“Perfect” is how many people describe the weather in San Francisco. “Monotonous” is what I call it. I grew up in Illinois and didn’t move to California until I was nearly thirty. One thing I especially missed was the dramatic summer thunderstorms of my home state.
I was back in Illinois for a reunion of old friends. It was the right season for thunderstorms, but the wrong year. There was a terrible drought: many weeks without rain and no relief in sight. I had never seen the cornfields so distressed.
A friend took me to Winnetka Beach on Lake Michigan.
“What would you like to see on your visit here?” he asked me.
“A good thunderstorm!” I said.
“You are out of luck,” my friend told me, reminding me of the drought.

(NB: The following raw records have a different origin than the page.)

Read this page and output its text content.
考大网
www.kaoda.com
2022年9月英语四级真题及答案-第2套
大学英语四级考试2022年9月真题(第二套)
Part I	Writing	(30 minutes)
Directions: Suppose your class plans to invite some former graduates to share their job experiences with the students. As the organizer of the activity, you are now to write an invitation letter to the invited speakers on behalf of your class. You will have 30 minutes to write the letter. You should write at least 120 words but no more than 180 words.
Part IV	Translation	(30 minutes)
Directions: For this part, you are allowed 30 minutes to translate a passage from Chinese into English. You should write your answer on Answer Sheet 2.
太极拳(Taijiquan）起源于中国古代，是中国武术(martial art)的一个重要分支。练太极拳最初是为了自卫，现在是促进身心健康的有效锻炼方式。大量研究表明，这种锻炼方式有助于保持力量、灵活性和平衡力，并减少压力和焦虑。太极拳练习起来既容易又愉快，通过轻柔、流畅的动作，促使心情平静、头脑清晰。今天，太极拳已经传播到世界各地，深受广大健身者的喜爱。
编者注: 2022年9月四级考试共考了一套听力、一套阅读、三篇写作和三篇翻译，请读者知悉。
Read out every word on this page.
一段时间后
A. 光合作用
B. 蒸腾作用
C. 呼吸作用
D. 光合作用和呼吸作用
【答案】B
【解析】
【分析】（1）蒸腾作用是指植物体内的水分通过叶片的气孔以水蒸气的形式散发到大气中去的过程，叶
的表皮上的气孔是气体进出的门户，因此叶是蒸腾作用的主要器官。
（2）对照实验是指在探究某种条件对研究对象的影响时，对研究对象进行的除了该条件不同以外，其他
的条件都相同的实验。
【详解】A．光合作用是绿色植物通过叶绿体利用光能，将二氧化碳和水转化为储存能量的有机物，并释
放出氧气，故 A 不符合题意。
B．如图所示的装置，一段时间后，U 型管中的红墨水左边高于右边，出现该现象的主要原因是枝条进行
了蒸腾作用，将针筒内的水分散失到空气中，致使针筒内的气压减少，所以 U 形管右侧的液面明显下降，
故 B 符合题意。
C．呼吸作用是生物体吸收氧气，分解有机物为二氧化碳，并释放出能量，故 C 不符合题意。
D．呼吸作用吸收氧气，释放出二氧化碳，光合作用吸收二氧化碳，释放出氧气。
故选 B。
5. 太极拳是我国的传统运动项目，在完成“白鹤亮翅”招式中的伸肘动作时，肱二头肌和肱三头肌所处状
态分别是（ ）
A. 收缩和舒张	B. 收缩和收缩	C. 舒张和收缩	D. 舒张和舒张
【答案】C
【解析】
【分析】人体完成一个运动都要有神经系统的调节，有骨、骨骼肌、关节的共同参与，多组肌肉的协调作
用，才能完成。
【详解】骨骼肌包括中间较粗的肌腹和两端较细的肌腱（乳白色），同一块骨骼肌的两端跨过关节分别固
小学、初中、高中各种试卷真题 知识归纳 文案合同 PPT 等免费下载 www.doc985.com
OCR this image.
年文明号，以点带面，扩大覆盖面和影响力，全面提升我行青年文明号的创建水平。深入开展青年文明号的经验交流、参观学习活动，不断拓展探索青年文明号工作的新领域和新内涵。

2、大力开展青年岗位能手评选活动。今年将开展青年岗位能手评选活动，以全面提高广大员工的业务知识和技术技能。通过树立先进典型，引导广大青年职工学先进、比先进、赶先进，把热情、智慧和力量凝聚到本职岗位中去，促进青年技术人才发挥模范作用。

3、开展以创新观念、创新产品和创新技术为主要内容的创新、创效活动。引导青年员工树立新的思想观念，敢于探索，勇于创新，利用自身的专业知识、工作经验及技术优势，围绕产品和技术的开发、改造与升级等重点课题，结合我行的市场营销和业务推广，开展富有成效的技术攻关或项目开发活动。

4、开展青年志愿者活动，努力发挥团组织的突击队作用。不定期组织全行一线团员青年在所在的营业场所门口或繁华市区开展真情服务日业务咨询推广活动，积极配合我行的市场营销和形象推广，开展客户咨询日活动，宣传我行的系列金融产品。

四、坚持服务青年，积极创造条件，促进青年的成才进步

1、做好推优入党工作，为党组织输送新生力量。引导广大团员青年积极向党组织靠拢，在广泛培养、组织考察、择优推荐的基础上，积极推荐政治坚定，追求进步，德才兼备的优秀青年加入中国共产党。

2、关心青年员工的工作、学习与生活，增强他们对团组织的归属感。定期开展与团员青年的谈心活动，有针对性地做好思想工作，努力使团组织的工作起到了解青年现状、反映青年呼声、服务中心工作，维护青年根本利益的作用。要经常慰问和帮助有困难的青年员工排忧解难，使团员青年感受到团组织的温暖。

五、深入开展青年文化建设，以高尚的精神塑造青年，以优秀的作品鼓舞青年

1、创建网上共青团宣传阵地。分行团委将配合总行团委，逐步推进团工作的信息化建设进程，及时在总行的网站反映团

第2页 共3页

Nonetheless I faced the lake, pumped my fists in the air, and with melodramatic but joyous passion cried out, “Come on, God! Give me a thunderstorm!”
Ten minutes later, huge bolts of lightning cracked over the lake from black thunderclouds that now blanketed the sky. The temperature had dropped twenty degrees. The skies opened and rain fell in sheets. We didn’t even try to protect ourselves, but just stood there, laughing, soaked to the skin.
After a few minutes it was over. We walked the couple of blocks away from the lake to where our car was parked. The streets there were completely dry.
Next day, a small article in the newspaper described the “freak storm” that had hit Winnetka Beach on Lake Michigan, dropping a half-inch of rain in ten minutes. “Mere blocks away,” the article said, “no rain fell.”